Morgan Daniel Nicholls is an English musician, a member of English pop band Senseless Things who is best known for performing with Muse, Gorillaz, The Streets and Lily Allen. He has released one solo album under the mononym Morgan.

==Career==
Nicholls began his career with Senseless Things, with whom he released four studio albums between 1989 and 1995. He was subsequently involved with Vent 414 until 1997. In 2002, Morgan was involved as a producer on QueenAdreena's Drink Me. In August 2004, he temporarily joined the alternative rock band Muse at the V Festival, filling in for bassist Christopher Wolstenholme who had broken his wrist playing football.
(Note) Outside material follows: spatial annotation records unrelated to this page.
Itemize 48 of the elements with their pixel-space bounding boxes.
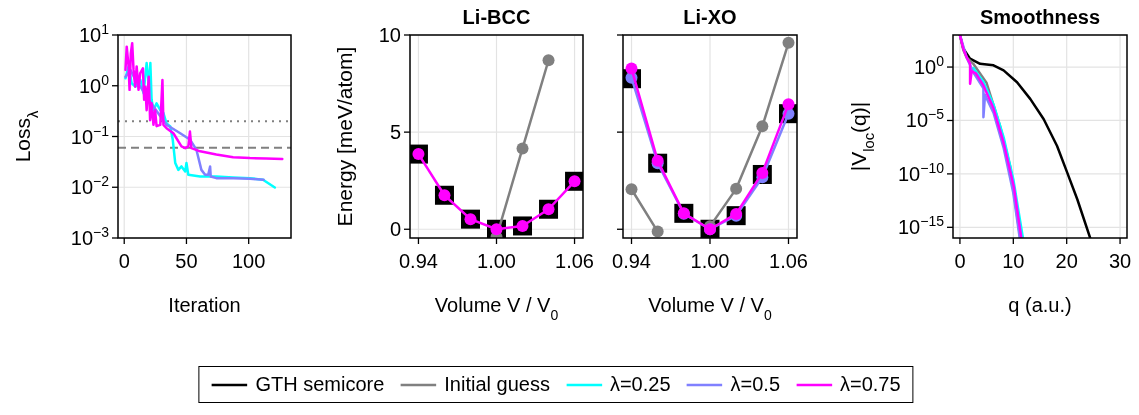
- y-tick-label: 10$^{−10}$: [898, 159, 945, 185]
- x-tick-label: 20: [1055, 250, 1078, 272]
- point: [756, 120, 769, 133]
- chart-title: Smoothness: [979, 6, 1101, 28]
- x-tick-label: 30: [1108, 250, 1132, 272]
- y-tick-label: 10$^{1}$: [78, 21, 110, 46]
- chart-title: Li-BCC: [462, 6, 531, 28]
- x-tick-label: 1.06: [555, 250, 595, 272]
- point: [625, 183, 638, 196]
- chart-title: Li-XO: [683, 6, 737, 28]
- legend-label: λ=0.75: [840, 373, 901, 396]
- y-tick-label: 10$^{−2}$: [70, 173, 110, 199]
- x-axis-title: Volume V / V$_{0}$: [434, 294, 559, 323]
- legend-label: λ=0.25: [609, 373, 671, 396]
- x-axis-title: Iteration: [168, 294, 241, 316]
- y-tick-label: 10$^{0}$: [78, 71, 110, 97]
- x-tick-label: 1.00: [690, 250, 730, 272]
- x-tick-label: 1.06: [769, 250, 808, 272]
- point: [651, 225, 664, 238]
- y-tick-label: 10$^{−1}$: [70, 122, 110, 148]
- point: [542, 54, 555, 67]
- x-tick-label: 100: [232, 250, 266, 272]
- x-tick-label: 10: [1002, 250, 1025, 272]
- legend-label: λ=0.5: [730, 373, 781, 396]
- y-tick-label: 0: [389, 218, 401, 241]
- point: [782, 98, 795, 111]
- legend-label: Initial guess: [444, 373, 550, 396]
- y-tick-label: 10$^{−5}$: [905, 106, 945, 132]
- y-tick-label: 10$^{−15}$: [898, 213, 945, 239]
- x-axis-title: Volume V / V$_{0}$: [648, 294, 772, 323]
- point: [730, 182, 743, 195]
- x-tick-label: 50: [175, 250, 198, 272]
- x-tick-label: 0.94: [612, 250, 651, 272]
- y-axis-title: Energy [meV/atom]: [333, 46, 356, 227]
- line-series: [124, 41, 284, 161]
- y-tick-label: 10$^{−3}$: [70, 224, 110, 249]
- legend-label: GTH semicore: [255, 373, 385, 396]
- point: [782, 36, 795, 49]
- y-tick-label: 10: [378, 24, 401, 46]
- x-tick-label: 0: [118, 250, 130, 272]
- x-tick-label: 0.94: [398, 250, 438, 272]
- x-tick-label: 1.00: [477, 250, 516, 272]
- x-axis-title: q (a.u.): [1008, 294, 1072, 316]
- x-tick-label: 0: [954, 250, 966, 272]
- point: [516, 142, 529, 155]
- y-tick-label: 10$^{0}$: [913, 53, 945, 79]
- y-tick-label: 5: [389, 121, 401, 144]
- point: [625, 62, 638, 75]
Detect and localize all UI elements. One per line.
In 2005, Morgan Nicholls joined Gorillaz to play bass guitar on their Demon Detour Radio Tour. Morgan knew the band from his friendship with Gorillaz co-creator Jamie Hewlett. In 2005 and 2006 he joined the live band for a live set of show for Demon Days, playing two 5 night residencies at the Manchester Opera House in Manchester and the Apollo Theater in Harlem, New York.

In 2006, Muse recruited Nicholls as a touring member on keys, percussion and guitar; he performed with them until 2022, when he revealed on Twitter he would not be joining the band for the Will of the People Tour that year. He was replaced by Dan Lancaster.
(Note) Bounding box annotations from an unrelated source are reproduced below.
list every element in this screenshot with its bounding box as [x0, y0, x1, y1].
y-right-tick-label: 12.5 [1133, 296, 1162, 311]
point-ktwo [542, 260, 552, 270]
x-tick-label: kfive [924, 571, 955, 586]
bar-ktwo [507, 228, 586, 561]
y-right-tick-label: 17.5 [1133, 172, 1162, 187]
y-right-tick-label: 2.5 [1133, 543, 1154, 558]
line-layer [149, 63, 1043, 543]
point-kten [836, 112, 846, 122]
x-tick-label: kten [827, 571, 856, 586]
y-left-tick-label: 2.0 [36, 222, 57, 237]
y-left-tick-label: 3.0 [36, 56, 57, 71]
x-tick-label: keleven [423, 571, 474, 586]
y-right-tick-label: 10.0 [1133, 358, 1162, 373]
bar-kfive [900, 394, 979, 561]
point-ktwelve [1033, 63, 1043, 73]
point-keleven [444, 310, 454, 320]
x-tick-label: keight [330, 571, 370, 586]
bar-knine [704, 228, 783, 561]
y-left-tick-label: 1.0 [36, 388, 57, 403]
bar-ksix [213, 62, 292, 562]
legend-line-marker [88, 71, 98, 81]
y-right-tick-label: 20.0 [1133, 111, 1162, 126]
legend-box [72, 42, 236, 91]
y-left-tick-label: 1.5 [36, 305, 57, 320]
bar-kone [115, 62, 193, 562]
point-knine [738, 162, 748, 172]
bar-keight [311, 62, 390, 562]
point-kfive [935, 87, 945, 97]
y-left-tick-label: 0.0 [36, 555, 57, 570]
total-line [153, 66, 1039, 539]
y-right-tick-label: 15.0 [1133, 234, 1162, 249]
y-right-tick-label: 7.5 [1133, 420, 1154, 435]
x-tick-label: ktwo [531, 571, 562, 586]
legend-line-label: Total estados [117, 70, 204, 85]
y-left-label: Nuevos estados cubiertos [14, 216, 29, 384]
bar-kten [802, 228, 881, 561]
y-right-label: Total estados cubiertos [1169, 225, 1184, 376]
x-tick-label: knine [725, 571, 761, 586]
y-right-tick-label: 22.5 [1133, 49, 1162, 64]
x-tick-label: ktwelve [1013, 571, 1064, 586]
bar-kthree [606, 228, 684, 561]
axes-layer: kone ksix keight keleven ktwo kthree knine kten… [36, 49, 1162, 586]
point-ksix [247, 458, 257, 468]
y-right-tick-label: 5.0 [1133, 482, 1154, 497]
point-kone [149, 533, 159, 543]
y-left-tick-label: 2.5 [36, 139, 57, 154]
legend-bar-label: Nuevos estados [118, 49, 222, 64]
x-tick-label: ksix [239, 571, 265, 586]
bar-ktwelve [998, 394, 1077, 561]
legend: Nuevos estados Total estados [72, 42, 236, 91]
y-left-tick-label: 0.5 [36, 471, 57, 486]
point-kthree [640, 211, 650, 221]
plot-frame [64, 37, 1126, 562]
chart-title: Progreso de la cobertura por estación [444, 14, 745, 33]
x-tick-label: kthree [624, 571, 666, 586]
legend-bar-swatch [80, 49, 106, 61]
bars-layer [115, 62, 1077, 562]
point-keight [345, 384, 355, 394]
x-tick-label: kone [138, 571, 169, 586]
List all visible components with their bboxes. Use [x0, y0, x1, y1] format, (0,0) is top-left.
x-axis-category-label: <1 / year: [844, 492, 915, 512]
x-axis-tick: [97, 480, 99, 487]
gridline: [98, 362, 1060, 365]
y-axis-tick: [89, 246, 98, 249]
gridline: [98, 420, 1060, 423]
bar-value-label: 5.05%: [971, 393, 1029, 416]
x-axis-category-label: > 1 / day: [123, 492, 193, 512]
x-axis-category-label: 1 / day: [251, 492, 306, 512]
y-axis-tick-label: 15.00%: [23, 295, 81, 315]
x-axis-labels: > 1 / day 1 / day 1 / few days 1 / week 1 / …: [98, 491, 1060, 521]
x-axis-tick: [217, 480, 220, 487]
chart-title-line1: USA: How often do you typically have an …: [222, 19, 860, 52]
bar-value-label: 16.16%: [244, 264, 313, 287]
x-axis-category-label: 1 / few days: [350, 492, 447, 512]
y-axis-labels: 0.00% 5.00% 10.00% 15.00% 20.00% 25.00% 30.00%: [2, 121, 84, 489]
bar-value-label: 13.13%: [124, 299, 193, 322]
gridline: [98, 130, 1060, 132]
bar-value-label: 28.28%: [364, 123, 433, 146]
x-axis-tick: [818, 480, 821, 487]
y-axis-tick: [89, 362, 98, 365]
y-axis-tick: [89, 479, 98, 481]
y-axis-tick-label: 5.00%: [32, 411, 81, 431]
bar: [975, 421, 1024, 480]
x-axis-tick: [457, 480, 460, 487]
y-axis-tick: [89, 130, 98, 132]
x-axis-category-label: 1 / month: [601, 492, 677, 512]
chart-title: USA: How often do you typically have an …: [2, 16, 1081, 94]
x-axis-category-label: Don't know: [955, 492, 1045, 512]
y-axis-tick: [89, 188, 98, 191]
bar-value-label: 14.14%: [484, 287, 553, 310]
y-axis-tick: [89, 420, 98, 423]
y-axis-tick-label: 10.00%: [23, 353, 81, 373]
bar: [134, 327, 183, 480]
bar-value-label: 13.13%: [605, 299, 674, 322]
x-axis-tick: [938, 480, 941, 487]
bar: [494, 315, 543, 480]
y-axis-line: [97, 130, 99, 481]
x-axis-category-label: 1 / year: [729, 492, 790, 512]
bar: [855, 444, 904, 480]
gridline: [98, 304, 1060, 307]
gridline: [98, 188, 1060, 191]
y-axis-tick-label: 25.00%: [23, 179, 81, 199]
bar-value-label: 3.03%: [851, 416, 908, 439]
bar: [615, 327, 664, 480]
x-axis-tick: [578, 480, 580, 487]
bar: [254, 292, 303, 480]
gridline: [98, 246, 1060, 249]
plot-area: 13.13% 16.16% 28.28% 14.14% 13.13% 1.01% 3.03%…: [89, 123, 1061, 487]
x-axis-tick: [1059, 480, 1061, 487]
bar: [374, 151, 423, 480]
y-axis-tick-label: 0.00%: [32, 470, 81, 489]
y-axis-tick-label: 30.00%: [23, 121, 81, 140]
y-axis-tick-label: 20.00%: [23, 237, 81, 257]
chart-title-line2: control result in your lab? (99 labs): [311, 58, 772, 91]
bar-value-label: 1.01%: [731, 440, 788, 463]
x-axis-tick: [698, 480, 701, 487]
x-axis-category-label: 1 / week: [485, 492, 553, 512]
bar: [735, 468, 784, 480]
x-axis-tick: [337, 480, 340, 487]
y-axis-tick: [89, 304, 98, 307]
Nicholls was the tour director and bassist for Lily Allen on the first half of her 2009 world tour.

Nicholls was composer of the theme tune for the Bravo reality television series Ladies of London.

In late 2018 , Nicholls, Cass Browne, Ade Emsley and Des Murphy, formed a psychedelic-punk band, Circle 60. They released their first EP, SawnOff Shot Gold, in 2019.

==Discography==
===Solo===
====Albums====
- 2000: Organized

====Singles====
- 1999: "Miss Parker"
- 1999: "Soul Searching"
- 2000: "Flying High"
- 2000: "Sitting in the Sun"

====EPs====
- 2012: Moonlight Rhino (Includes 3 songs; Moonlight Rhino, Sydney Sunset and Balloon Busting)

===with Senseless Things===
- 1989: Postcard C.V.
- 1991: The First of Too Many
- 1993: Empire of the Senseless
- 1995: Taking Care of Business

===with Vent 414===
- 1996: Vent 414

===with Gorillaz===
- 2005: Demon Days: Live at the Manchester Opera House
- 2006: Demon Days: Live at New York’s Apollo Theatre

===with Muse===
- 2008: HAARP
- 2013: Live at Rome Olympic Stadium
- 2018: Muse: Drones World Tour
- 2020: Muse – Simulation Theory

===with Circle 60===
- 2019: SawnOff ShotGold

==Personal life==
Nicholls is the son of Billy Nicholls, singer, songwriter, record producer and musical director, who had contributed backing vocals to his son's recordings.